By Matt Kalman, CBS Boston
BOSTON (CBS) — The biggest challenge University of Maine assistant coach Alfie Michaud had tutoring first-year goaltender Jeremy Swayman, the Bruins’ fourth-round pick in the 2017 NHL Draft, was reminding Swayman he was a goalie.
“For him, he’s just such a powerful skater, he’s active, so we really try to put limits on how far he leaves his crease, whether to even leave his crease sometimes,” Michaud told CBS Boston this week. “He’s athletic and he can skate so those guys tend to wander … and you know I was much like that when I was younger. That was my asset, my skating. Kids get in trouble sometimes if you start getting away from your net.”
While continuing to work with the 6-foot-3, 200-pound Michaud on staying near the net and simplifying his game, Swayman developed into one of the premier goaltenders in the nation, producing a .921 save percentage and 2.72 goals-against average for the Black Bears. It’s that form after one year of improvement that Swayman hopes will continue to impress the Bruins’ brass this week at development camp at Warrior Ice Arena.
If Swayman’s early-season performances weren’t impressive enough last year, he caught everyone’s eye the weekend of Dec. 8 and 9. He made 95 saves (that’s right, 95!) in a 7-4, 5-3 sweep of the Quinnipiac Bobcats. Clearly the Black Bears and the Bruins found out they had a special goaltender in their midst.
“It was something else,” the 19-year-old told CBS Boston on Tuesday. “The level of talent … Quinnipiac’s a phenomenal team and the quality of shots were just as good as the quantity. So I was on my toes, and I truly, I like a game that has more shots. You keep yourself focused and you really get into a moment. It was a great weekend because you made some milestones and we got two wins as well, which is the most important thing. So I was very happy with that.”
Swayman admitted he took a couple cold baths after that weekend even as he quickly turned the page and looked ahead to the following weekend. The Black Bears coaching staff was able to relish the impressive performance a bit longer.

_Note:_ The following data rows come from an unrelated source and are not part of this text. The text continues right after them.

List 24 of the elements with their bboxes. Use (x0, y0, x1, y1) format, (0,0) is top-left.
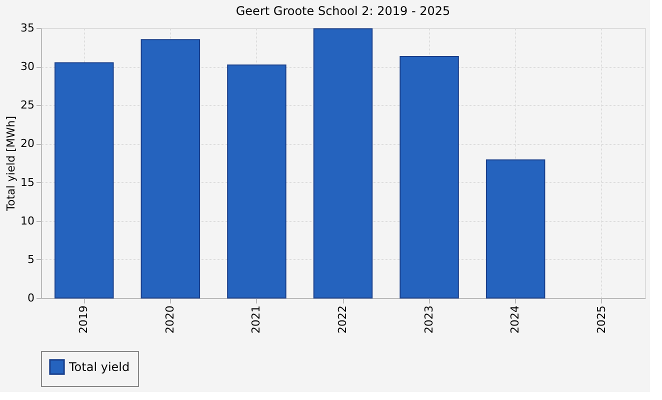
y-tick-label: 5 (28, 252, 34, 266)
legend-label: Total yield (68, 360, 130, 374)
chart-title: Geert Groote School 2: 2019 - 2025 (236, 4, 450, 18)
x-tick-label: 2025 (594, 306, 608, 334)
bar (400, 56, 459, 298)
y-tick-label: 35 (20, 22, 34, 34)
x-tick-label: 2024 (508, 306, 522, 334)
y-tick-label: 15 (20, 176, 34, 189)
x-tick-label: 2020 (163, 306, 176, 334)
x-tick-label: 2021 (250, 306, 263, 334)
y-tick-label: 10 (20, 214, 34, 228)
x-tick-label: 2019 (77, 306, 90, 334)
y-tick-label: 20 (20, 137, 34, 150)
y-tick-label: 25 (20, 98, 34, 112)
x-tick-label: 2023 (422, 306, 436, 334)
y-tick-label: 0 (28, 292, 34, 304)
y-axis-title: Total yield [MWh] (4, 116, 18, 212)
y-tick-label: 30 (20, 60, 34, 74)
bar (486, 159, 546, 298)
bar (54, 62, 114, 298)
bar (313, 28, 373, 298)
bar (140, 39, 200, 298)
x-tick-label: 2022 (336, 306, 349, 334)
bar (227, 64, 286, 298)
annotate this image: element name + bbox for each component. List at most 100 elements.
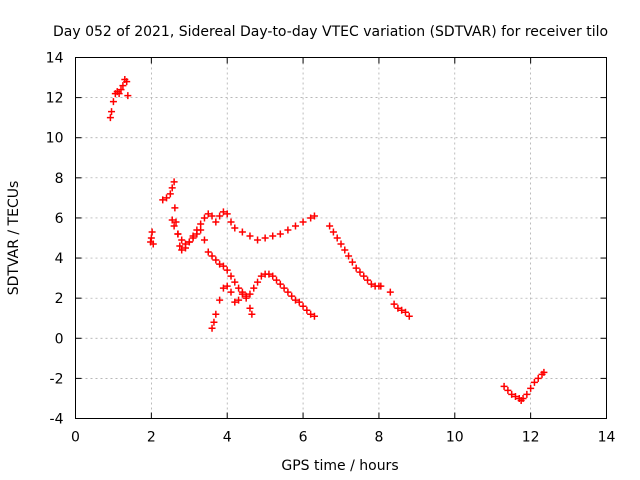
data-point bbox=[265, 270, 273, 278]
data-point bbox=[197, 226, 205, 234]
y-tick-label: 8 bbox=[55, 171, 64, 187]
data-point bbox=[348, 258, 356, 266]
y-tick-label: 2 bbox=[55, 291, 64, 307]
data-point bbox=[231, 298, 239, 306]
data-point bbox=[398, 306, 406, 314]
data-point bbox=[176, 242, 184, 250]
data-point bbox=[189, 234, 197, 242]
data-point bbox=[257, 272, 265, 280]
data-point bbox=[212, 256, 220, 264]
data-point bbox=[504, 386, 512, 394]
data-point bbox=[238, 288, 246, 296]
data-point bbox=[204, 210, 212, 218]
data-point bbox=[197, 220, 205, 228]
data-point bbox=[147, 234, 155, 242]
data-point bbox=[276, 280, 284, 288]
x-tick-label: 0 bbox=[71, 430, 80, 446]
series-arc-low bbox=[208, 282, 256, 332]
data-point bbox=[280, 284, 288, 292]
data-point bbox=[185, 238, 193, 246]
data-point bbox=[148, 228, 156, 236]
series-arc-2h bbox=[147, 228, 157, 248]
data-point bbox=[163, 194, 171, 202]
data-point bbox=[204, 248, 212, 256]
data-point bbox=[288, 292, 296, 300]
data-point bbox=[219, 208, 227, 216]
data-point bbox=[295, 298, 303, 306]
data-point bbox=[326, 222, 334, 230]
data-point bbox=[193, 230, 201, 238]
data-point bbox=[534, 374, 542, 382]
data-point bbox=[364, 276, 372, 284]
data-point bbox=[178, 246, 186, 254]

“It’s one of those things that I know for us [it showed] that he can handle a workload,” Michaud said. “Can you play back-to-back games at a high intensity, that’s always the question for young goaltenders. … I know for me it was great to see that he handled the high volume of shots. It’s just one of those weekends, it wasn’t our best weekend and we played a little rope-a-dope with Quinnipiac. And he proved to himself and to the guys that he’s capable of winning hockey games when he’s getting a lot of shots.”
By the end of the season Swayman, who’d projected to be in a goalie-share situation, played 31 games. Bruins director of player development Jamie Langenbrunner admitted Tuesday that Swayman is “maybe a little ahead of where we projected possibly, but he was drafted in that slot for a reason. I think the scouts believed he could play and he’s shown it.”
Swayman’s season with Maine featured more highlights than his grabbing of the No. 1 job, making 960 saves and earning 15 wins. He earned a spot on the U.S. team at the World Junior Championship and appeared in one game. He also went viral with a video that showed him flipping a puck high into the air and catching it on his stick. It’s a trick he tries often to improve hand-eye coordination and to compete with Michaud to determine when extra goalie work can end after practice.
“I try to catch it as much as I can, right. But I don’t want to keep the stat because it might be a little embarrassing,” Swayman said.
There won’t be any early exits from college by Swayman in 2018. He’ll be back on campus this fall, working with Michaud and trying to help the Black Bears continue to turn their program around. He’ll get his usual check-ins from Bruins goalie development coach Mike Dunham, a fellow Main alum with strong ties to the program.
And in maybe as little as one more year, Swayman may find himself near the top of the Bruins’ goaltender depth chart. Along with Kyle Keyser, the Bruins have a couple goaltenders that are probably influencing general manager Don Sweeney’s thinking when it comes to signing a backup for Tuukka Rask for the long term.
Swayman’s not going to rush.
“I believe that the Bruins staff knows what’s in the best interest for me,” he said. “I have no complaints, they’ve been so good to me and I’m so excited for what’s to come.”